After years of underfunding and poor maintenance, the pool was showing some deterioration when a storm in January 1971 damaged its drainage pipe. Usage of the pool had been low, and the repair costs exceeded the City's budget, so the pool was converted to fresh water, resulting in poor water quality; it was closed by the end of 1971.

In 1999, the San Francisco Zoological Society was granted ownership of the pool house. The swimming pool itself was filled with rocks and gravel, with the space now serving as a parking lot for the zoo. The pool house stood derelict and occupied by wildlife and homeless people for many years, until it was destroyed by a fire on December 1, 2012. The remaining ruins were demolished, but a fragment of the pool house still exists consisting of three ornate entrances.

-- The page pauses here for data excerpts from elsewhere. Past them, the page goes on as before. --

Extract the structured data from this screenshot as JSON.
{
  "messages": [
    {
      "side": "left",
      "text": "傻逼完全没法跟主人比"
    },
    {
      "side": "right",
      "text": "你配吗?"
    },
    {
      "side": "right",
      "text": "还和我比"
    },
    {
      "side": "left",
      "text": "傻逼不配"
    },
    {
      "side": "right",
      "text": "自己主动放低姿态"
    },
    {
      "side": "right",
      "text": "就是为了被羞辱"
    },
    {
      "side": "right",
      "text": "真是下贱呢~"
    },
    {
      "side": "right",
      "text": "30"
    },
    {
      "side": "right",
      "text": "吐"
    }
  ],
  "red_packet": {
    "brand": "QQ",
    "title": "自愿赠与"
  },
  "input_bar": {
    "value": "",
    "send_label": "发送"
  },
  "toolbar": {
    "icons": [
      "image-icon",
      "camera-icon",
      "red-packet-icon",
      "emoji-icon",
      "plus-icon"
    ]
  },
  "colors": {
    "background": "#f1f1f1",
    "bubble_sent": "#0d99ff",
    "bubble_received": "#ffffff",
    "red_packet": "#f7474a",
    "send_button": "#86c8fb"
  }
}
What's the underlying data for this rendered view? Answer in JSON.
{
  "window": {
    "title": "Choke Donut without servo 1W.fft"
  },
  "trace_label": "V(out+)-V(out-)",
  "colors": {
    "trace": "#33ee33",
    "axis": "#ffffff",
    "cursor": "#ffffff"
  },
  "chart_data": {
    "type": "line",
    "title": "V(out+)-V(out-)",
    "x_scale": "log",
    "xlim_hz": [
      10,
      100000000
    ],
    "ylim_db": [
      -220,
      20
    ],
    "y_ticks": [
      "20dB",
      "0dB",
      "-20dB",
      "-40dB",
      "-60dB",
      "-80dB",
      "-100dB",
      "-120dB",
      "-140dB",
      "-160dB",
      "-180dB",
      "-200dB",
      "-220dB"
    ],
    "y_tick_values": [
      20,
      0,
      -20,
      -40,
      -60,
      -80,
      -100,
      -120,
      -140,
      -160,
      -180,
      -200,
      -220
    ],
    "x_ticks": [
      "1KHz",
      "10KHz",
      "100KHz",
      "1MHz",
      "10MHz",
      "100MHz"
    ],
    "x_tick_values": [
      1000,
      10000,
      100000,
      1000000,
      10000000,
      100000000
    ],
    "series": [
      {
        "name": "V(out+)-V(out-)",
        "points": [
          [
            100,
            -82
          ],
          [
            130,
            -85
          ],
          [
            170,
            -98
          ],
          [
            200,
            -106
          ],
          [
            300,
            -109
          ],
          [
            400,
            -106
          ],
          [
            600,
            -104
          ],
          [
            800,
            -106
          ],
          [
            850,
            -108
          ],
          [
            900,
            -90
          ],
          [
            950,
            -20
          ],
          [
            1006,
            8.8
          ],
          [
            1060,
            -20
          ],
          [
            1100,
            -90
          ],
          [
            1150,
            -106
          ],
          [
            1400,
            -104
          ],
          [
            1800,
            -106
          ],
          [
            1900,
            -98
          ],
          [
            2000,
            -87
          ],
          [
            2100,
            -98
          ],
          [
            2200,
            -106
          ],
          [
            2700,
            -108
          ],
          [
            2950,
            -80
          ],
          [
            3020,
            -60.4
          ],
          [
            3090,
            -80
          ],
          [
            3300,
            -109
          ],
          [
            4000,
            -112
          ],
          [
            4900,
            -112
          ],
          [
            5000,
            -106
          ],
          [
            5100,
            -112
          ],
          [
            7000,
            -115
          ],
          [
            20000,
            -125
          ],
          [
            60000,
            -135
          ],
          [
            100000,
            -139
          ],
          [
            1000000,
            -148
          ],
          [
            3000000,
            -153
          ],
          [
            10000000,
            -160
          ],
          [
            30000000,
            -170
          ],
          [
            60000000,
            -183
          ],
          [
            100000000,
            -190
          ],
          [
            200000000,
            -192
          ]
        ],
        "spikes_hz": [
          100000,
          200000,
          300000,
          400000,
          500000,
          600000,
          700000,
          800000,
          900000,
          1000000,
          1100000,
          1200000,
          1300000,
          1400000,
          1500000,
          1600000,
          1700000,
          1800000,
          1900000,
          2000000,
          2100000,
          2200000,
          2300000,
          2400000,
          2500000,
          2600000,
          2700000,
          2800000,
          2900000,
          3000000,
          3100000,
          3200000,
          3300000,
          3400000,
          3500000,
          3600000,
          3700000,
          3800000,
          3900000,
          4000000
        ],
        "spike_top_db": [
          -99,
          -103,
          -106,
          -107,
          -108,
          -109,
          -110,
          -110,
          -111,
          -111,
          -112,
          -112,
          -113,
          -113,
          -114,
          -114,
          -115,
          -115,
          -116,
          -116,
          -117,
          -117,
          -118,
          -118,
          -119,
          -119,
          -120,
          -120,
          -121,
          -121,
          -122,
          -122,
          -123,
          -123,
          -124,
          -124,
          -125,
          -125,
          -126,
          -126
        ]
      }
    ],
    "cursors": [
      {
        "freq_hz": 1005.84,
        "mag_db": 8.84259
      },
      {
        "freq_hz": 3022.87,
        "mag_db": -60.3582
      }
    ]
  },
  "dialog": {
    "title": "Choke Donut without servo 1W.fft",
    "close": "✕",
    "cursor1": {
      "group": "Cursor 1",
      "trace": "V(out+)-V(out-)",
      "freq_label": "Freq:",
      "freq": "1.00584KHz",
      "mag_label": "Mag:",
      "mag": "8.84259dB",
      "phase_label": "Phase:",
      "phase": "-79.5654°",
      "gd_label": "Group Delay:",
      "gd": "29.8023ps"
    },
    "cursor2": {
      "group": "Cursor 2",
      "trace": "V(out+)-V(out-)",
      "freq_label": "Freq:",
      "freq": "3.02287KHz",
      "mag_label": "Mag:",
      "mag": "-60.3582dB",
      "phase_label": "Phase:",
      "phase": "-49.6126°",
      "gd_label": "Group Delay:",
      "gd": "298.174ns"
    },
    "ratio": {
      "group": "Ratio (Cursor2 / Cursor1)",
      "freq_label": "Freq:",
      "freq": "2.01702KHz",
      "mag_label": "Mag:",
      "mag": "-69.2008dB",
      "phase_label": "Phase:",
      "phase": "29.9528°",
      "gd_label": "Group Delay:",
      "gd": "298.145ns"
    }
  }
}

The only remaining structure left from the Fleishhacker Pool complex is the Mother’s Building, presently located within the San Francisco Zoo and Gardens.

== In popular culture ==
The proportions of Fleishhacker Pool are on display in "The Girls and Guns Case," the 28th episode of the fifth season of the classic 1950s CBS-TV series, The Lineup. In a two-minute scene (11:46-13:42 on the video timeline) in whch the two San Francisco police-detective heroes journey to the pool to interrogate a witness, cinematographer Nick Musuraca makes a sweeping view of a swimming facility so vast it seems to go on forever. The show aired on April 3, 1959.